We are hiring two Senior Information Security Analysts.
Assist in defining, building and implementing a process to assess risks and the state of controls for company-wide information system/technology operations (data centers, application systems, development efforts, computing environments/technologies, and telecommunications).
Lead and support initiatives to implement and maintain an information security risk management program based on industry recognized risk management framework including a risk register for tracking of risks.
Assists in establishing metrics and regular reporting mechanisms (data analytics) for assessing and measuring security and risk across the organization.
Thinks strategically and communicates the risks and impact of IT and finance controls to technical and non-technical managers at various levels of the Company.
May conduct security architectural reviews on projects, applications and initiatives that ensure that corporate security policy, standards and guidelines are adhered to.

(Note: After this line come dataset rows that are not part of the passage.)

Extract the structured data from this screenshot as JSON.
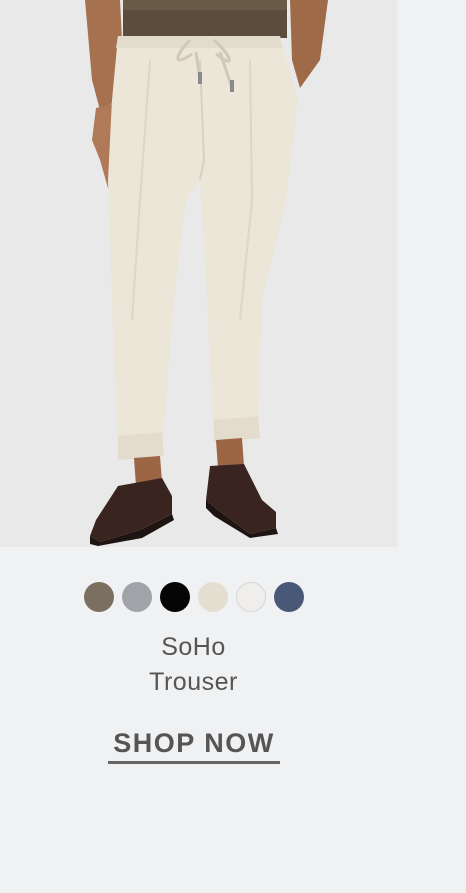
{
  "product": {
    "name_line1": "SoHo",
    "name_line2": "Trouser",
    "cta_label": "SHOP NOW",
    "image_alt": "Model wearing off-white drawstring trousers with dark brown loafers"
  },
  "swatches": [
    {
      "name": "Taupe",
      "color": "#7a6f60"
    },
    {
      "name": "Grey",
      "color": "#a0a3a8"
    },
    {
      "name": "Black",
      "color": "#050505"
    },
    {
      "name": "Stone",
      "color": "#e3ded0"
    },
    {
      "name": "Off-White",
      "color": "#f0eeec"
    },
    {
      "name": "Navy",
      "color": "#4a5878"
    }
  ],
  "colors": {
    "background": "#f0f1f3",
    "photo_background": "#e9e9e9",
    "text": "#555555"
  }
}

Coordinate alignment of risk register with IT Controls and Compliance, Security Operations, and other Information Technology and Business functions related to risk reporting.
Work with project teams, IT, business unit constituents and other stakeholders to conduct information asset and application risk assessments including for third-party vendors, ensuring the appropriate balance of risk reduction, cost, resources and customer experience.

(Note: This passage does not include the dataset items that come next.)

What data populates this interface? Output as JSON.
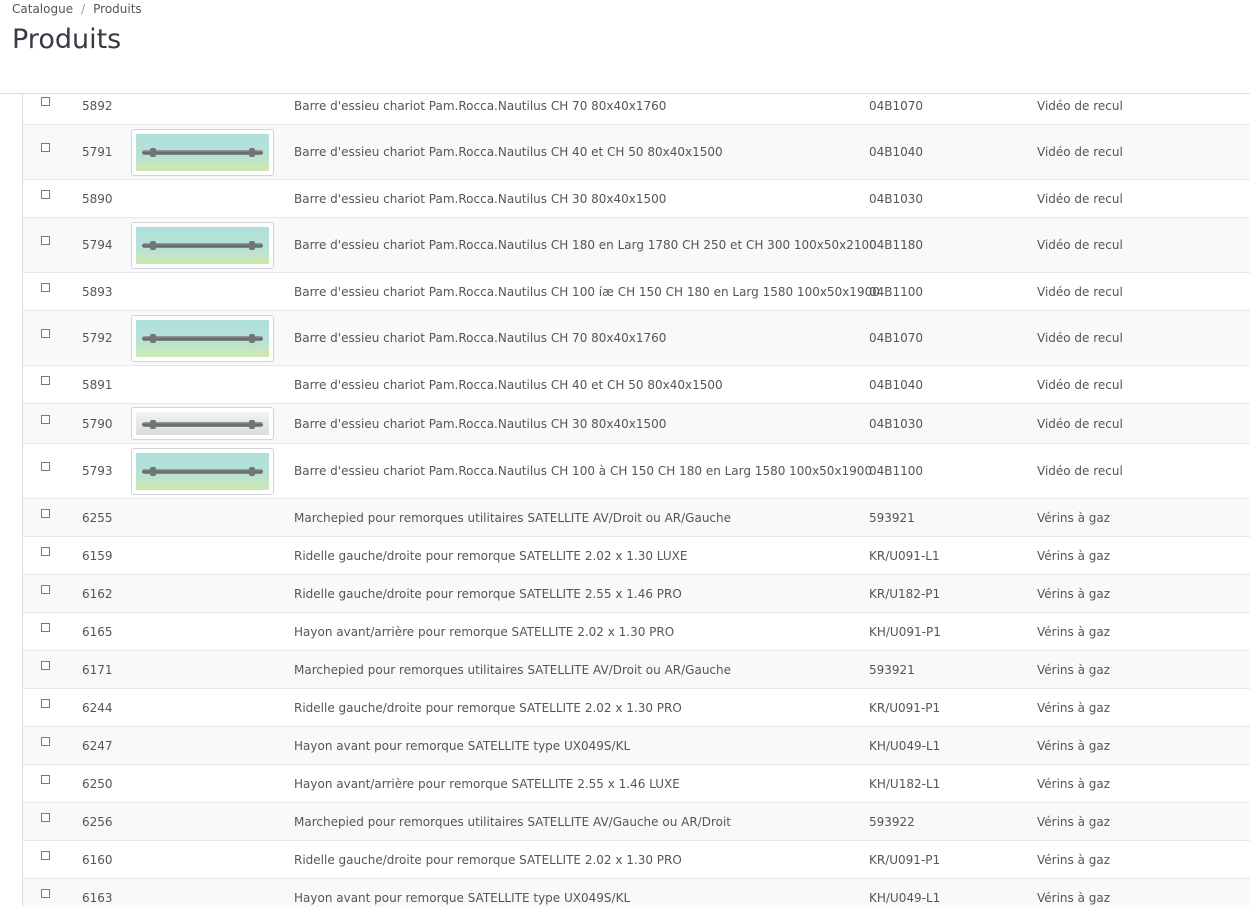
{
  "breadcrumb": {
    "parent": "Catalogue",
    "separator": "/",
    "current": "Produits"
  },
  "page_title": "Produits",
  "rows": [
    {
      "id": "5892",
      "image": "none",
      "name": "Barre d'essieu chariot Pam.Rocca.Nautilus CH 70 80x40x1760",
      "reference": "04B1070",
      "category": "Vidéo de recul"
    },
    {
      "id": "5791",
      "image": "large",
      "name": "Barre d'essieu chariot Pam.Rocca.Nautilus CH 40 et CH 50 80x40x1500",
      "reference": "04B1040",
      "category": "Vidéo de recul"
    },
    {
      "id": "5890",
      "image": "none",
      "name": "Barre d'essieu chariot Pam.Rocca.Nautilus CH 30 80x40x1500",
      "reference": "04B1030",
      "category": "Vidéo de recul"
    },
    {
      "id": "5794",
      "image": "large",
      "name": "Barre d'essieu chariot Pam.Rocca.Nautilus CH 180 en Larg 1780 CH 250 et CH 300 100x50x2100",
      "reference": "04B1180",
      "category": "Vidéo de recul"
    },
    {
      "id": "5893",
      "image": "none",
      "name": "Barre d'essieu chariot Pam.Rocca.Nautilus CH 100 íæ CH 150 CH 180 en Larg 1580 100x50x1900",
      "reference": "04B1100",
      "category": "Vidéo de recul"
    },
    {
      "id": "5792",
      "image": "large",
      "name": "Barre d'essieu chariot Pam.Rocca.Nautilus CH 70 80x40x1760",
      "reference": "04B1070",
      "category": "Vidéo de recul"
    },
    {
      "id": "5891",
      "image": "none",
      "name": "Barre d'essieu chariot Pam.Rocca.Nautilus CH 40 et CH 50 80x40x1500",
      "reference": "04B1040",
      "category": "Vidéo de recul"
    },
    {
      "id": "5790",
      "image": "small",
      "name": "Barre d'essieu chariot Pam.Rocca.Nautilus CH 30 80x40x1500",
      "reference": "04B1030",
      "category": "Vidéo de recul"
    },
    {
      "id": "5793",
      "image": "large",
      "name": "Barre d'essieu chariot Pam.Rocca.Nautilus CH 100 à CH 150 CH 180 en Larg 1580 100x50x1900",
      "reference": "04B1100",
      "category": "Vidéo de recul"
    },
    {
      "id": "6255",
      "image": "none",
      "name": "Marchepied pour remorques utilitaires SATELLITE AV/Droit ou AR/Gauche",
      "reference": "593921",
      "category": "Vérins à gaz"
    },
    {
      "id": "6159",
      "image": "none",
      "name": "Ridelle gauche/droite pour remorque SATELLITE 2.02 x 1.30 LUXE",
      "reference": "KR/U091-L1",
      "category": "Vérins à gaz"
    },
    {
      "id": "6162",
      "image": "none",
      "name": "Ridelle gauche/droite pour remorque SATELLITE 2.55 x 1.46 PRO",
      "reference": "KR/U182-P1",
      "category": "Vérins à gaz"
    },
    {
      "id": "6165",
      "image": "none",
      "name": "Hayon avant/arrière pour remorque SATELLITE 2.02 x 1.30 PRO",
      "reference": "KH/U091-P1",
      "category": "Vérins à gaz"
    },
    {
      "id": "6171",
      "image": "none",
      "name": "Marchepied pour remorques utilitaires SATELLITE AV/Droit ou AR/Gauche",
      "reference": "593921",
      "category": "Vérins à gaz"
    },
    {
      "id": "6244",
      "image": "none",
      "name": "Ridelle gauche/droite pour remorque SATELLITE 2.02 x 1.30 PRO",
      "reference": "KR/U091-P1",
      "category": "Vérins à gaz"
    },
    {
      "id": "6247",
      "image": "none",
      "name": "Hayon avant pour remorque SATELLITE type UX049S/KL",
      "reference": "KH/U049-L1",
      "category": "Vérins à gaz"
    },
    {
      "id": "6250",
      "image": "none",
      "name": "Hayon avant/arrière pour remorque SATELLITE 2.55 x 1.46 LUXE",
      "reference": "KH/U182-L1",
      "category": "Vérins à gaz"
    },
    {
      "id": "6256",
      "image": "none",
      "name": "Marchepied pour remorques utilitaires SATELLITE AV/Gauche ou AR/Droit",
      "reference": "593922",
      "category": "Vérins à gaz"
    },
    {
      "id": "6160",
      "image": "none",
      "name": "Ridelle gauche/droite pour remorque SATELLITE 2.02 x 1.30 PRO",
      "reference": "KR/U091-P1",
      "category": "Vérins à gaz"
    },
    {
      "id": "6163",
      "image": "none",
      "name": "Hayon avant pour remorque SATELLITE type UX049S/KL",
      "reference": "KH/U049-L1",
      "category": "Vérins à gaz"
    }
  ]
}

Perform information security risk-related activities including budgeting, planning, testing, reporting and recommending appropriate remediation measures.
Maintain an up-to-date understanding of security industry best practices and monitor the legal and regulatory environment for developments that could require changes to established policies and practices.

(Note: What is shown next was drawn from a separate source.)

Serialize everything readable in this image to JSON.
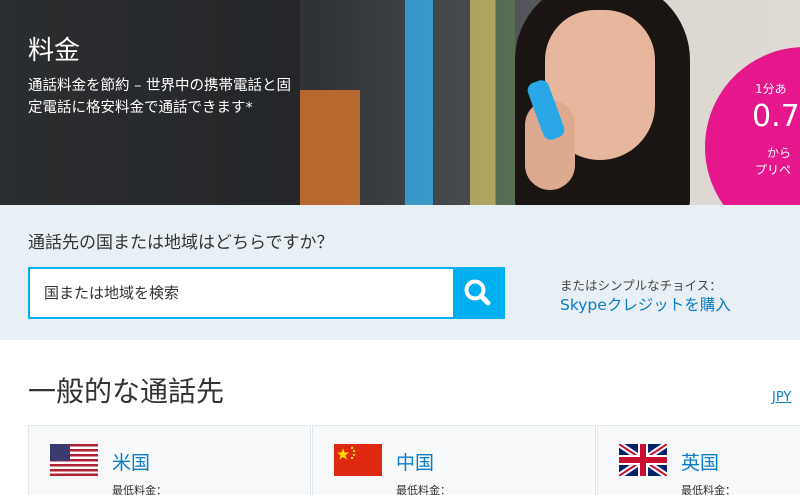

Coordinate and oversee technical risk assessments and penetration testing, security assessments, and other related activities performed by internal audit and third parties.
Researches and compiles data relating to specific risk projects, platforms and data and completes risk assessments and analyze the effectiveness of information security control activities and report on them, providing actionable recommendations.
Follow up on risks and deficiencies identified in monitoring reviews, self-assessments, automated assessments, and internal and external audits to ensure that appropriate tracking, and remediation measures are being monitored and obtained by appropriate parties.
Define and lead with other team members Security Awareness based training initiatives, including New Hire Training, Annual Employee training, and targeted security training for specific initiatives.
Bachelor's degree in Information Systems, Business or related program preferred, or equivalent work experience in an information security or similar information technology environment.
A minimum of 6 - 10 years of experience in the field of information technology, with a minimum of 4 years in information security, with a focus in Risk Management highly preferred.
Strong working knowledge of information systems security standards and practices.
Experience with one or more of the following: risk assessments, application security assessments, information security/risk management/compliance frameworks such as NIST, ISO, PCI, SOX, etc., security monitoring, development of policies and procedures, security awareness, or other related information security subject areas.
Possession of security certification(s) highly preferred: CISSP, SSCP, CISM, CISA, Security+, GSEC, MCSE.
Willingness and ability to take a stand or advocate a position that may be unpopular with others.
Facilitates meetings with management and conducts various presentations.
Prepares and submits high-quality assessments, reports and analysis to Company management.
Core Competencies to be Successful
Teamwork and Collaboration
Integrity and Trust
Challenging the Process
Attention to Detail
Initiative and Drive
Occasional lifting up to 25 lbs.
Sitting, working at desk/personal computer for extended periods of time.
Primary work environment is professional corporate office.
Ability to travel commercially both domestically and internationally.
Victor, New York
Constellation Brands is committed to a continuing program of equal employment opportunity. All persons have equal employment opportunities with Constellation Brands, regardless of their sex, race, color, age, religion, creed, sexual orientation, national origin or citizenship, ancestry, physical or mental disability, medical condition (cancer or genetic characteristics), marital status, gender (including gender identity or gender expression), familial status, military or veteran status, genetic information, pregnancy, childbirth, breastfeeding, or related conditions (or any other group or category within the framework of the applicable discrimination laws and regulations).